LEBANON, Ore. – Four airplane passengers, including two children, are safe after their plane crash-landed in Marion Lake Sunday morning.
The 28-year-old pilot from Lebanon, Trevor Schultz, says he and three family friends were going on a leisurely Sunday ride to scope out good camping areas around the Willamette National Forest by Mount Jefferson. Schultz, along with Tim Miller of Lebanon and his two children, Tyrel, 13, and Megan, 12, left the Lebanon Municipal Airport around 7:30 am on Sunday.
But the ride quickly turned to what every pilot and passenger fears. Schultz says the engine stopped working.
“It just shut off,” he said. “No sputtering, no cough, no hiccup. I ran it again for two to three minutes, then it shut off again.”
Shultz says after the third time, he knew the engine was not going to turn back on.
“A lot was going through my mind,” Schultz said. “But they were quiet, they were letting me think and act.”
The pilot says his passengers remained calm, even the two children who were sitting in the back seat of the two-door, single engine, Cessna 172B.
Schultz says he remembered seeing Marion Lake a mile and a half away, and he knew landing on the lake was their best bet for survival.
After gliding the plane at 60 miles an hour to the lake, Schultz was successfully able to land the plane on the water peacefully.
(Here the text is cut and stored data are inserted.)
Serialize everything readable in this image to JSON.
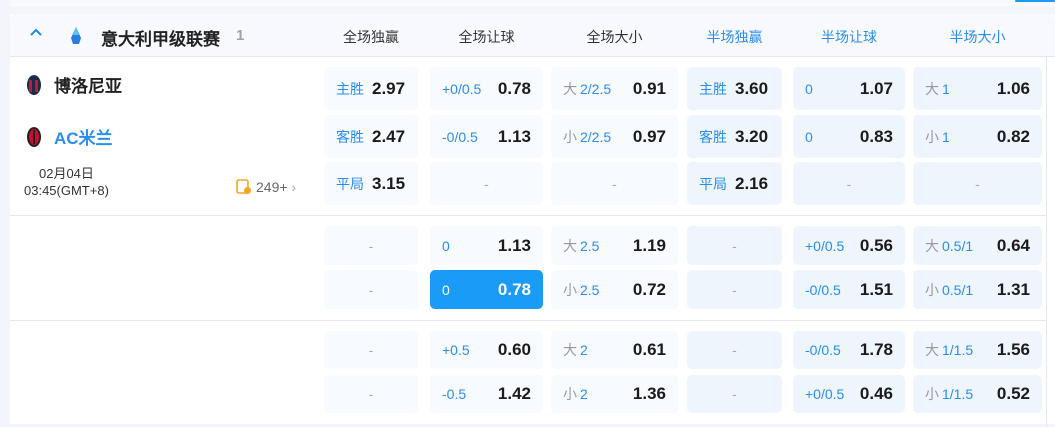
{
  "league": {
    "name": "意大利甲级联赛",
    "count": "1"
  },
  "columns": [
    {
      "label": "全场独赢",
      "half": false
    },
    {
      "label": "全场让球",
      "half": false
    },
    {
      "label": "全场大小",
      "half": false
    },
    {
      "label": "半场独赢",
      "half": true
    },
    {
      "label": "半场让球",
      "half": true
    },
    {
      "label": "半场大小",
      "half": true
    }
  ],
  "match": {
    "home": "博洛尼亚",
    "away": "AC米兰",
    "date": "02月04日",
    "time": "03:45(GMT+8)",
    "more_count": "249+"
  },
  "colors": {
    "accent": "#1a9bf5",
    "away_team": "#2a8df0"
  },
  "groups": [
    [
      [
        {
          "pre": "主胜",
          "odds": "2.97"
        },
        {
          "line": "+0/0.5",
          "odds": "0.78"
        },
        {
          "pre": "大",
          "line": "2/2.5",
          "odds": "0.91"
        },
        {
          "pre": "主胜",
          "odds": "3.60"
        },
        {
          "line": "0",
          "odds": "1.07"
        },
        {
          "pre": "大",
          "line": "1",
          "odds": "1.06"
        }
      ],
      [
        {
          "pre": "客胜",
          "odds": "2.47"
        },
        {
          "line": "-0/0.5",
          "odds": "1.13"
        },
        {
          "pre": "小",
          "line": "2/2.5",
          "odds": "0.97"
        },
        {
          "pre": "客胜",
          "odds": "3.20"
        },
        {
          "line": "0",
          "odds": "0.83"
        },
        {
          "pre": "小",
          "line": "1",
          "odds": "0.82"
        }
      ],
      [
        {
          "pre": "平局",
          "odds": "3.15"
        },
        null,
        null,
        {
          "pre": "平局",
          "odds": "2.16"
        },
        null,
        null
      ]
    ],
    [
      [
        null,
        {
          "line": "0",
          "odds": "1.13"
        },
        {
          "pre": "大",
          "line": "2.5",
          "odds": "1.19"
        },
        null,
        {
          "line": "+0/0.5",
          "odds": "0.56"
        },
        {
          "pre": "大",
          "line": "0.5/1",
          "odds": "0.64"
        }
      ],
      [
        null,
        {
          "line": "0",
          "odds": "0.78",
          "selected": true
        },
        {
          "pre": "小",
          "line": "2.5",
          "odds": "0.72"
        },
        null,
        {
          "line": "-0/0.5",
          "odds": "1.51"
        },
        {
          "pre": "小",
          "line": "0.5/1",
          "odds": "1.31"
        }
      ]
    ],
    [
      [
        null,
        {
          "line": "+0.5",
          "odds": "0.60"
        },
        {
          "pre": "大",
          "line": "2",
          "odds": "0.61"
        },
        null,
        {
          "line": "-0/0.5",
          "odds": "1.78"
        },
        {
          "pre": "大",
          "line": "1/1.5",
          "odds": "1.56"
        }
      ],
      [
        null,
        {
          "line": "-0.5",
          "odds": "1.42"
        },
        {
          "pre": "小",
          "line": "2",
          "odds": "1.36"
        },
        null,
        {
          "line": "+0/0.5",
          "odds": "0.46"
        },
        {
          "pre": "小",
          "line": "1/1.5",
          "odds": "0.52"
        }
      ]
    ]
  ]
}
“All I could do was make sure everyone was out. Tim and I opened the doors and made sure the kids got out, then we hopped out.” Schultz said.
The pilot says the four of them swam a few hundred feet to shore, and within minutes the plane had already sunk.
The Linn County Sheriff’s Office received a call just before 11:30 am, and sent deputies out to help.
“Investigators responded to the scene and found that a ranger had actually been at the scene and had seen a plane go into the water,” Undersheriff Bruce Riley said. “I just think that he was very fortunate that when he experienced those mechanical problems, to happen to be over a body of water.”
Not only were there campers on scene to help the passengers, but there were also Boy Scouts at a nearby campground, who offered the passengers dry clothes.
Investigators are still investigating the crash and plan to retrieve the plane from the water, but Undersheriff Riley says he does not suspect any foul play.
“There’s nothing to indicate criminal activity in this particular situation,” he said.
And despite the traumatizing event, Schultz says he’s ready to get back up in the air.
“It’s not going to stop me from flying,” he said.